Another case I use '@ end()' for is if I have some metric with a lot of time series, but many of the time series over the range will have no activity. For example, you might have systems with network interfaces that are only active some of the time, or software RAID arrays (or disks) that are frequently idle (or that have too low volume to be interesting). Here, you can use the same approach to only include in your graph metrics that are active over the time period, with a PromQL query structured like:
rate(thing_bytes[$__interval]) and ( rate(thing_bytes[$__range] @ end()) > 0 )
You could always do something to exclude such uninteresting time series in PromQL and Grafana, but in my view this new approach is the best one.
This approach is not flawless. For a start, you have to repeat the query twice. Another issue is that if you refresh your Grafana dashboard, a new time series may suddenly show up on the panel.

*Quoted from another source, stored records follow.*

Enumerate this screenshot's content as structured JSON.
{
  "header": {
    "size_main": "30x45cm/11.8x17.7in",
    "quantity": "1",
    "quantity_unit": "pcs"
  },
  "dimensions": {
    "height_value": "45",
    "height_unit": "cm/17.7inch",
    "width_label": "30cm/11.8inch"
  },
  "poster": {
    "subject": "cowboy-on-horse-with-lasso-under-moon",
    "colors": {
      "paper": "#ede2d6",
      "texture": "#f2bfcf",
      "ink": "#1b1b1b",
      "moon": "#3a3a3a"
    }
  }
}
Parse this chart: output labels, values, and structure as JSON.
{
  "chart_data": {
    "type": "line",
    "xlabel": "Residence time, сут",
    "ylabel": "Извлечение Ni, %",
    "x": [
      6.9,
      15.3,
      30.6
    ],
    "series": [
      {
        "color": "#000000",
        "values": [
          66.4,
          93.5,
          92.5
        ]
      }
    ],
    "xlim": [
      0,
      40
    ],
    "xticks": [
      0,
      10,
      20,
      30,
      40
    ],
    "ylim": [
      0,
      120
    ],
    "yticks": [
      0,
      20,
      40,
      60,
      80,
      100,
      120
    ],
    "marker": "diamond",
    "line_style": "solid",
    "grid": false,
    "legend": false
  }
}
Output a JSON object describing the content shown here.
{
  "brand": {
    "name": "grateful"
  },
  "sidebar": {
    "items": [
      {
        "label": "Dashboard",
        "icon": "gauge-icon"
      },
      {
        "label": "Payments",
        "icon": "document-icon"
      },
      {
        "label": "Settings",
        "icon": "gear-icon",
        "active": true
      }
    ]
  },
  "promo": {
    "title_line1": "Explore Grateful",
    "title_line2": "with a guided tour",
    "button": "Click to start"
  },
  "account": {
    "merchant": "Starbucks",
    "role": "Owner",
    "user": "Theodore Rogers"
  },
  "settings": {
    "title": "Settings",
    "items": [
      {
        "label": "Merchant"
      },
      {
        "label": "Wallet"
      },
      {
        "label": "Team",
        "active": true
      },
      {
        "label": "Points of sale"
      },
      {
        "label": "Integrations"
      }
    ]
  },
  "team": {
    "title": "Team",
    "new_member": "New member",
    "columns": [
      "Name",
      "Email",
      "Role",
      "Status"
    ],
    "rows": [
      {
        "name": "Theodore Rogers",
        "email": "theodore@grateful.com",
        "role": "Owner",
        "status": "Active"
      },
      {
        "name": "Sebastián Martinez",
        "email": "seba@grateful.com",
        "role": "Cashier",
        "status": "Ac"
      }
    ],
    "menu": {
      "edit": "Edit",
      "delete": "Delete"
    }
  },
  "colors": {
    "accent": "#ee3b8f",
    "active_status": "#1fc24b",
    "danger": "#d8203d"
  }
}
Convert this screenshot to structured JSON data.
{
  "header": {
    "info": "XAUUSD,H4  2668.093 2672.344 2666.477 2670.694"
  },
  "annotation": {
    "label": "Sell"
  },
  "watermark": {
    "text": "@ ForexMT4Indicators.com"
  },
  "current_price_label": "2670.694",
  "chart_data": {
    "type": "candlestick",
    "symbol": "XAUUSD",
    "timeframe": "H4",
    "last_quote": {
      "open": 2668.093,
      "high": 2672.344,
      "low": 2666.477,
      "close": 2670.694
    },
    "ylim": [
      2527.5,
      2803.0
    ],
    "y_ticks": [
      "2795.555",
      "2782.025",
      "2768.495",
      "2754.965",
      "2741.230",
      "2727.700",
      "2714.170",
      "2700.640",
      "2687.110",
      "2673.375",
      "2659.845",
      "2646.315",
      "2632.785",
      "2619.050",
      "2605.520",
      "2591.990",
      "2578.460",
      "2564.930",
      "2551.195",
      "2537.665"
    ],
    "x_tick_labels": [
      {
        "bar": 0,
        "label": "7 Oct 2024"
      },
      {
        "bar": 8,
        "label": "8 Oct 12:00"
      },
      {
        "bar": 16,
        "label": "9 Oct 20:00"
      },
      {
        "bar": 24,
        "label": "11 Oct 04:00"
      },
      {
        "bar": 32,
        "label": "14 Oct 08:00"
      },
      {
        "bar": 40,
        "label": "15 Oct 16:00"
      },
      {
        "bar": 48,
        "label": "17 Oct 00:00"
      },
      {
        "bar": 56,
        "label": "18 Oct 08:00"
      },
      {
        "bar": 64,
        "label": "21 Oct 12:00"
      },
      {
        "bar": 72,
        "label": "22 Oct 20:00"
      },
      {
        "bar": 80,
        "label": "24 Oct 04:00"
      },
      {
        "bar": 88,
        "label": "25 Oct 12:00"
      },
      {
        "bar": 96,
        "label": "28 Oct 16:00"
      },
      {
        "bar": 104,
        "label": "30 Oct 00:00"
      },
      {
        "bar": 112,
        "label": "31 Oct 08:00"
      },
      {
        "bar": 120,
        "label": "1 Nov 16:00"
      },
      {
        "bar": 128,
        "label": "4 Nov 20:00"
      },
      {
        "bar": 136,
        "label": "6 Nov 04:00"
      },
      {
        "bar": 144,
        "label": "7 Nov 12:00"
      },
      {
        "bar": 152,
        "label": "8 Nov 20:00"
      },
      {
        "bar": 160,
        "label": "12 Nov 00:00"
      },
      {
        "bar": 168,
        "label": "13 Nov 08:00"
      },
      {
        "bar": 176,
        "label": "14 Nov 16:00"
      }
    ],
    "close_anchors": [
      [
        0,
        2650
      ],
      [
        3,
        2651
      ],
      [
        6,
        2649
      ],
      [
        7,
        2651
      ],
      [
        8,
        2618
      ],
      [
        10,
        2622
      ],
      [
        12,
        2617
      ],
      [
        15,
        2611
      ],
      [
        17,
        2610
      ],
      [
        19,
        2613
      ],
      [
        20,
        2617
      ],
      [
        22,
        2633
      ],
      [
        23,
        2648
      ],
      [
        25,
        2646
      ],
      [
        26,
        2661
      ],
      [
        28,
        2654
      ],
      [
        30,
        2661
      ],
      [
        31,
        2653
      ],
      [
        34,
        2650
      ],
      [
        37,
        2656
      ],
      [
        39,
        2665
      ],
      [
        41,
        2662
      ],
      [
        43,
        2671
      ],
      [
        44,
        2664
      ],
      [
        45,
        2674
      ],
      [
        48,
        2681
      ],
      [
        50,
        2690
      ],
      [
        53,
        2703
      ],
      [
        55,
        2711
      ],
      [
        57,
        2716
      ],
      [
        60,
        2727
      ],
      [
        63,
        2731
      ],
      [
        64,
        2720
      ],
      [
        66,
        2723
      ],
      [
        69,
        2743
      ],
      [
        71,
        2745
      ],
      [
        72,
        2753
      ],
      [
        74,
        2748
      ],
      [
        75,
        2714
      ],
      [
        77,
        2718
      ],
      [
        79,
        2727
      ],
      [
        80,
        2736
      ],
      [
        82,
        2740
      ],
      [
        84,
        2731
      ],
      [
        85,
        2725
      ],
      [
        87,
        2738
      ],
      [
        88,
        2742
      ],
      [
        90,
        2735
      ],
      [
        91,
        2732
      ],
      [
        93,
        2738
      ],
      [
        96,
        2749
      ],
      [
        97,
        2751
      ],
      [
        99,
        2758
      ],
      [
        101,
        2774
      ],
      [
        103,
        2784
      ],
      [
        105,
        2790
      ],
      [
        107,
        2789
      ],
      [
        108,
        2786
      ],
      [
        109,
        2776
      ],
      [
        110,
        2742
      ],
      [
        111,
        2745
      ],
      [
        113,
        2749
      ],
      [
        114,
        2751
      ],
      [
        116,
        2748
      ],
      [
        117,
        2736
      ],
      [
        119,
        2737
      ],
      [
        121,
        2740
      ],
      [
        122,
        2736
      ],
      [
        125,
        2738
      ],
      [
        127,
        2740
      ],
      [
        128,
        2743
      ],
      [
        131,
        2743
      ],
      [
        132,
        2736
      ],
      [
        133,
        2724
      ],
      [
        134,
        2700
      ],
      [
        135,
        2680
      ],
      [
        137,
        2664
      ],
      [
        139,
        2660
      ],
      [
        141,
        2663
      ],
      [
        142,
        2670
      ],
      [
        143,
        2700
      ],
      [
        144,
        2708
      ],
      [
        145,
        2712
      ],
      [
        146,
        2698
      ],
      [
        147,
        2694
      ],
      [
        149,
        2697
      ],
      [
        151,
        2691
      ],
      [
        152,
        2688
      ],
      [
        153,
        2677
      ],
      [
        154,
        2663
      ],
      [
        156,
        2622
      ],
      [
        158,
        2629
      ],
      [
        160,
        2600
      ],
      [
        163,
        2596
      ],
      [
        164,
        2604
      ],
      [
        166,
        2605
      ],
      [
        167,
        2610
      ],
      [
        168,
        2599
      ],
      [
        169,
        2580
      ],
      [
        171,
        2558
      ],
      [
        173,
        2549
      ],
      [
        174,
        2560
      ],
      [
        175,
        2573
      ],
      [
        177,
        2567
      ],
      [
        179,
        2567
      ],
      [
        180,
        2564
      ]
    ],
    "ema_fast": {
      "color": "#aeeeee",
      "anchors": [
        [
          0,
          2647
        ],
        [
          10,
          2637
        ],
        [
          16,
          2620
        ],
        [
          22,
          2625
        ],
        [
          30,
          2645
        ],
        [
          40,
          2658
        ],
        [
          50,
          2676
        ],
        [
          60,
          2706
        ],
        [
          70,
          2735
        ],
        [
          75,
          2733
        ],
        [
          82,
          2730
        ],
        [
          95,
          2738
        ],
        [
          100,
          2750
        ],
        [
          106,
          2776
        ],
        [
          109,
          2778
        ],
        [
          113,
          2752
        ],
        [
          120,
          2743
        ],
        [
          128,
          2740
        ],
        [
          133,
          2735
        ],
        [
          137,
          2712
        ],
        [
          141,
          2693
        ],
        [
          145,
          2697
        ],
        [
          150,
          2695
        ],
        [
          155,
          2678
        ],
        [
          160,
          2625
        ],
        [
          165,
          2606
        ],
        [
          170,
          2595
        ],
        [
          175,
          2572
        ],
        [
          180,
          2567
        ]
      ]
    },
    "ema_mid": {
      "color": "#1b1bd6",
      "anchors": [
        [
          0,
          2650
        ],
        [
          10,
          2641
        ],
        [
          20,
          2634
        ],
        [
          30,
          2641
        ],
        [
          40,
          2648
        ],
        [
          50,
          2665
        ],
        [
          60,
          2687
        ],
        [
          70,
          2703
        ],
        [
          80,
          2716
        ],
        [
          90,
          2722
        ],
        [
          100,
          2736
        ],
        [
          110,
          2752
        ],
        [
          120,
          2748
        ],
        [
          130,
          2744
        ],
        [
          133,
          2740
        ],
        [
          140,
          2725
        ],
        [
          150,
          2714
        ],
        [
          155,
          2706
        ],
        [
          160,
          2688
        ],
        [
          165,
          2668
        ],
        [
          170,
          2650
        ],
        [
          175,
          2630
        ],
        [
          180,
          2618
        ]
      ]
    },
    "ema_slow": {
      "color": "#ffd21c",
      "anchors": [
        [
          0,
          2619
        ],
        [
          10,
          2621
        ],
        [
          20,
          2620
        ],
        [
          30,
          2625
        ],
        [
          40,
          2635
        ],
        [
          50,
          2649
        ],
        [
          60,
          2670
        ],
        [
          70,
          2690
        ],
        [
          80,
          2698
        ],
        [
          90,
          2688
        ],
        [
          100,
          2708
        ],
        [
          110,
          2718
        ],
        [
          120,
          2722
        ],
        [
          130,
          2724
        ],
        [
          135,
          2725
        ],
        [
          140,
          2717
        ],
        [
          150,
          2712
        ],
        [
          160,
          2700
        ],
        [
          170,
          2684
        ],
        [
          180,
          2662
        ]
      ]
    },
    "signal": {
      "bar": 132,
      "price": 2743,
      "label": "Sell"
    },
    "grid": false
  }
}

In a sense this is fair, because whatever it is now has enough activity to be interesting to you. In practice it can be a bit annoying to have things jump around because the number of metrics in a panel keeps changing. This is especially potentially an issue if you have Grafana dashboards that are set to automatically update themselves every so often.
(It also assumes implicitly that something having no activity over the time range isn't interesting to you. This isn't always the case. But you have to make choices about what information to present on dashboards; you often can't fit in everything.)